A young Kenyan looking to buy a housing unit today will typically be shown roughly 20 apartments before they make a choice of one.
In a market where supply far exceeds demand, you would expect that prices would be steadily in decline.
Instead, apartments in Nairobi are among the most expensive in Africa with the Knight Frank Prime Global Cities Index placing Nairobi as the priciest city on the continent, ahead of Cape Town.
What explains this phenomenon and why does the property market defy market fundamentals?
Some answers were provided in an article by the writer Christine Mungai last week that contained a string of eye-opening statistics.
Drilled down, the basic answer is corruption. The vast number of properties in the market are bought for speculation.
Many of these buyers do not purchase the units to live in them but they simply use them as a “safe store of money” as Mungai’s article put it.
The buyers, a huge number politically connected tenderpreneurs, have acquired the apartments or town houses in cash and are under no pressure from the sort of bank loans that would force them to lower prices in a normal market. That keeps values artificially inflated.
The middle class in Kenya and many other parts of Africa is famously disengaged from the political process.
Explaining to them how corruption affects their lives by keeping them off the property market may be one way to show them that it is in their own best interests to pay attention to how the public sector is run.
Look at the numbers. Fully 91 per cent of Nairobians rent the houses they live in with the figures standing at 87 per cent in Mombasa, 86 per cent in Eldoret and 73 per cent in Kisumu.
Unsurprisingly, the properties being taken off the market are bought by people who don’t end up living in them.
Seventy-five per cent of buyers purchasing apartments rent them out and another 16 per cent are speculators hoping to sell them when the value rises. Only nine per cent live in the units they buy.

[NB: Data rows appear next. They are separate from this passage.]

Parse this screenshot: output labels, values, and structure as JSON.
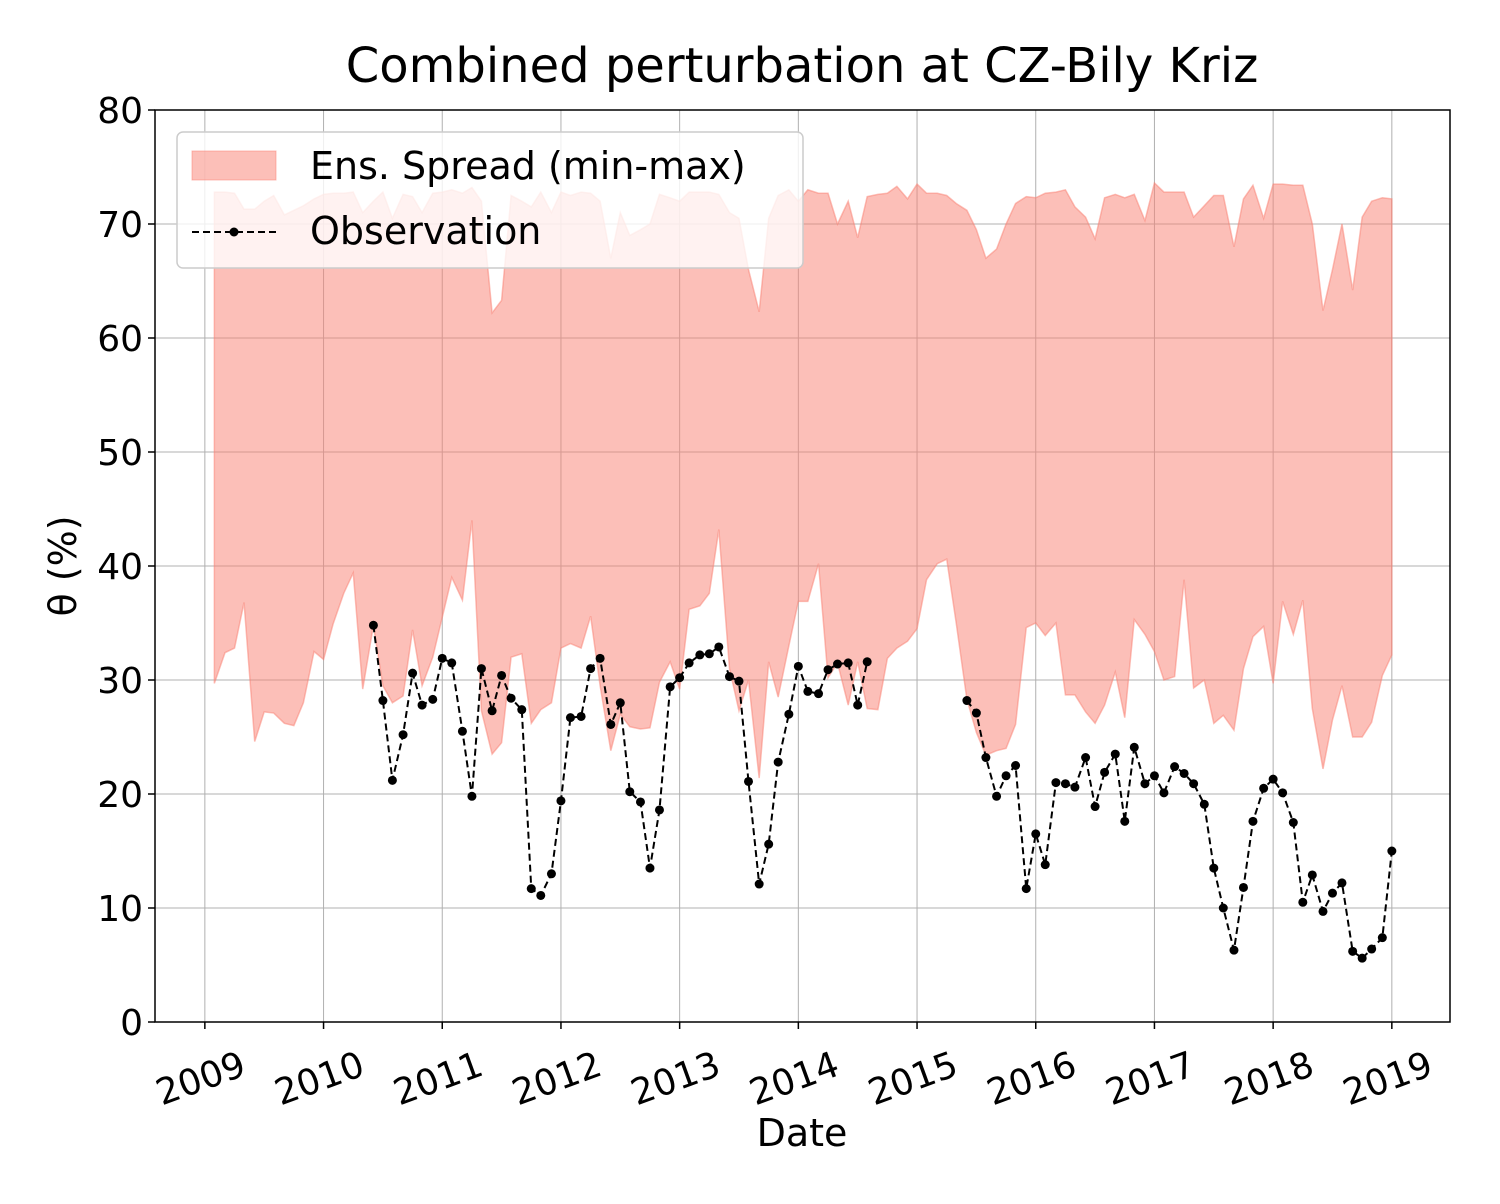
{
  "chart_data": {
    "type": "line",
    "title": "Combined perturbation at CZ-Bily Kriz",
    "x_label": "Date",
    "y_label": "θ (%)",
    "xlim": [
      2008.58,
      2019.49
    ],
    "xticks": [
      2009,
      2010,
      2011,
      2012,
      2013,
      2014,
      2015,
      2016,
      2017,
      2018,
      2019
    ],
    "ylim": [
      0,
      80
    ],
    "yticks": [
      0,
      10,
      20,
      30,
      40,
      50,
      60,
      70,
      80
    ],
    "grid": true,
    "legend": "upper left",
    "x": [
      2009.08,
      2009.17,
      2009.25,
      2009.33,
      2009.42,
      2009.5,
      2009.58,
      2009.67,
      2009.75,
      2009.83,
      2009.92,
      2010,
      2010.08,
      2010.17,
      2010.25,
      2010.33,
      2010.42,
      2010.5,
      2010.58,
      2010.67,
      2010.75,
      2010.83,
      2010.92,
      2011,
      2011.08,
      2011.17,
      2011.25,
      2011.33,
      2011.42,
      2011.5,
      2011.58,
      2011.67,
      2011.75,
      2011.83,
      2011.92,
      2012,
      2012.08,
      2012.17,
      2012.25,
      2012.33,
      2012.42,
      2012.5,
      2012.58,
      2012.67,
      2012.75,
      2012.83,
      2012.92,
      2013,
      2013.08,
      2013.17,
      2013.25,
      2013.33,
      2013.42,
      2013.5,
      2013.58,
      2013.67,
      2013.75,
      2013.83,
      2013.92,
      2014,
      2014.08,
      2014.17,
      2014.25,
      2014.33,
      2014.42,
      2014.5,
      2014.58,
      2014.67,
      2014.75,
      2014.83,
      2014.92,
      2015,
      2015.08,
      2015.17,
      2015.25,
      2015.33,
      2015.42,
      2015.5,
      2015.58,
      2015.67,
      2015.75,
      2015.83,
      2015.92,
      2016,
      2016.08,
      2016.17,
      2016.25,
      2016.33,
      2016.42,
      2016.5,
      2016.58,
      2016.67,
      2016.75,
      2016.83,
      2016.92,
      2017,
      2017.08,
      2017.17,
      2017.25,
      2017.33,
      2017.42,
      2017.5,
      2017.58,
      2017.67,
      2017.75,
      2017.83,
      2017.92,
      2018,
      2018.08,
      2018.17,
      2018.25,
      2018.33,
      2018.42,
      2018.5,
      2018.58,
      2018.67,
      2018.75,
      2018.83,
      2018.92,
      2019
    ],
    "series": [
      {
        "name": "Ens. Spread (min-max)",
        "kind": "band",
        "color": "#fa8072",
        "alpha": 0.5,
        "upper": [
          72.8,
          72.8,
          72.7,
          71.3,
          71.3,
          72.0,
          72.5,
          70.8,
          71.2,
          71.6,
          72.2,
          72.6,
          72.7,
          72.7,
          72.8,
          71.0,
          72.0,
          72.8,
          70.5,
          72.6,
          72.4,
          71.0,
          72.7,
          72.8,
          73.0,
          72.7,
          73.2,
          72.0,
          62.2,
          63.3,
          72.5,
          72.0,
          71.5,
          72.8,
          71.0,
          72.8,
          72.5,
          72.8,
          72.7,
          72.0,
          67.0,
          71.0,
          69.0,
          69.5,
          70.0,
          72.6,
          72.3,
          72.0,
          72.8,
          72.8,
          72.8,
          72.6,
          71.0,
          70.5,
          66.0,
          62.3,
          70.5,
          72.5,
          73.0,
          72.0,
          73.0,
          72.7,
          72.7,
          70.0,
          72.0,
          68.8,
          72.4,
          72.6,
          72.7,
          73.3,
          72.2,
          73.5,
          72.7,
          72.7,
          72.5,
          71.8,
          71.2,
          69.5,
          67.0,
          67.8,
          70.0,
          71.8,
          72.4,
          72.3,
          72.7,
          72.8,
          73.0,
          71.5,
          70.6,
          68.7,
          72.3,
          72.6,
          72.3,
          72.6,
          70.3,
          73.6,
          72.8,
          72.8,
          72.8,
          70.6,
          71.6,
          72.5,
          72.5,
          68.0,
          72.2,
          73.4,
          70.5,
          73.5,
          73.5,
          73.4,
          73.4,
          70.0,
          62.4,
          66.0,
          70.0,
          64.2,
          70.6,
          72.0,
          72.3,
          72.2
        ],
        "lower": [
          29.7,
          32.4,
          32.8,
          36.8,
          24.6,
          27.2,
          27.1,
          26.2,
          26.0,
          28.0,
          32.5,
          31.8,
          34.9,
          37.6,
          39.4,
          29.2,
          34.8,
          29.5,
          28.0,
          28.6,
          34.4,
          29.5,
          32.0,
          35.5,
          39.0,
          37.0,
          44.0,
          27.3,
          23.5,
          24.5,
          32.0,
          32.3,
          26.2,
          27.4,
          28.0,
          32.8,
          33.2,
          32.8,
          35.6,
          29.5,
          23.8,
          27.0,
          25.9,
          25.7,
          25.8,
          29.8,
          31.6,
          29.2,
          36.2,
          36.5,
          37.6,
          43.2,
          31.0,
          27.3,
          30.0,
          21.4,
          31.6,
          28.5,
          33.0,
          36.9,
          36.9,
          40.2,
          30.2,
          31.5,
          27.8,
          31.6,
          27.5,
          27.4,
          31.9,
          32.8,
          33.4,
          34.5,
          38.8,
          40.2,
          40.6,
          35.0,
          28.3,
          25.4,
          23.4,
          23.8,
          24.0,
          26.1,
          34.6,
          35.0,
          33.9,
          35.0,
          28.7,
          28.7,
          27.2,
          26.2,
          27.8,
          30.7,
          26.7,
          35.3,
          34.0,
          32.5,
          30.0,
          30.3,
          38.8,
          29.3,
          30.0,
          26.2,
          26.9,
          25.6,
          31.0,
          33.8,
          34.7,
          29.7,
          36.9,
          34.0,
          37.0,
          27.5,
          22.2,
          26.5,
          29.5,
          25.0,
          25.0,
          26.3,
          30.4,
          32.2
        ]
      },
      {
        "name": "Observation",
        "kind": "line",
        "color": "#000000",
        "dashed": true,
        "marker": true,
        "values": [
          null,
          null,
          null,
          null,
          null,
          null,
          null,
          null,
          null,
          null,
          null,
          null,
          null,
          null,
          null,
          null,
          34.8,
          28.2,
          21.2,
          25.2,
          30.6,
          27.8,
          28.3,
          31.9,
          31.5,
          25.5,
          19.8,
          31.0,
          27.3,
          30.4,
          28.4,
          27.4,
          11.7,
          11.1,
          13.0,
          19.4,
          26.7,
          26.8,
          31.0,
          31.9,
          26.1,
          28.0,
          20.2,
          19.3,
          13.5,
          18.6,
          29.4,
          30.2,
          31.5,
          32.2,
          32.3,
          32.9,
          30.3,
          29.9,
          21.1,
          12.1,
          15.6,
          22.8,
          27.0,
          31.2,
          29.0,
          28.8,
          30.9,
          31.4,
          31.5,
          27.8,
          31.6,
          null,
          null,
          null,
          null,
          null,
          null,
          null,
          null,
          null,
          28.2,
          27.1,
          23.2,
          19.8,
          21.6,
          22.5,
          11.7,
          16.5,
          13.8,
          21.0,
          20.9,
          20.6,
          23.2,
          18.9,
          21.9,
          23.5,
          17.6,
          24.1,
          20.9,
          21.6,
          20.1,
          22.4,
          21.8,
          20.9,
          19.1,
          13.5,
          10.0,
          6.3,
          11.8,
          17.6,
          20.5,
          21.3,
          20.1,
          17.5,
          10.5,
          12.9,
          9.7,
          11.3,
          12.2,
          6.2,
          5.6,
          6.4,
          7.4,
          15.0
        ]
      }
    ]
  }
}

This is at the higher end of the scale. For low-income earners, no attention is paid to them.
Anything between 61 and 65 per cent of Nairobians live in informal settlements that occupy less than 10 per cent of the land area in the city.
Against a demand of 150,000 – 200,000 housing units in the capital city, the government delivered 3,000 units between 2009 and 2012.
Few incentives exist to help the private sector bridge the gap.
There is constant speculation that the “bubble will burst” and prices of housing units will come down.
However, this ignores the fact decision-makers in positions of power invest most of their ill-gotten wealth in the property market and have no incentive to change the situation.
Both at the national and county levels, wheeler-dealers with access to looted funds are the people purchasing property left right and centre.
They can afford to leave them unoccupied for long periods.
In other countries that suffer crony-capitalism such as Turkey, China, Malaysia and others, at least a lot of well-connected figures that make millions of dollars corruptly pump the money into ventures that employ thousands such as construction firms and industrial concerns.
In Kenya, looted funds are typically parked in unoccupied apartments.
The looters inflate the property market and lock out normal income earners from getting onto the ladder to home ownership.
That’s yet another of the many costs of corruption.
As expected, the banks have launched an all-out assault on the interest-capping law.
They predicted doom and had the tools to ensure they could make that a self-fulfilling prophecy.
A friend points out that the frenzied media reporting on the subject shows how spoilt the banks have been.
They are not reporting losses but some have seen reduced profitability, which they have cast as a catastrophe.
They should adapt to the new realities and innovate to survive. If the government controls its spending (why, for example, does Kenya have a Nuclear Electricity Board?) it can stop its habit of excessive domestic borrowing and force the banks to lend to wananchi.
The banks have got away with predatory tactics for too long and are now fighting to sway the public mood.
The government should not move with haste to accept those demands. Tweaking the law (maybe to have different caps for different categories of loans) might make sense.
Dropping it altogether merely to allow the banks to continue making mega-profits will be a terrible decision.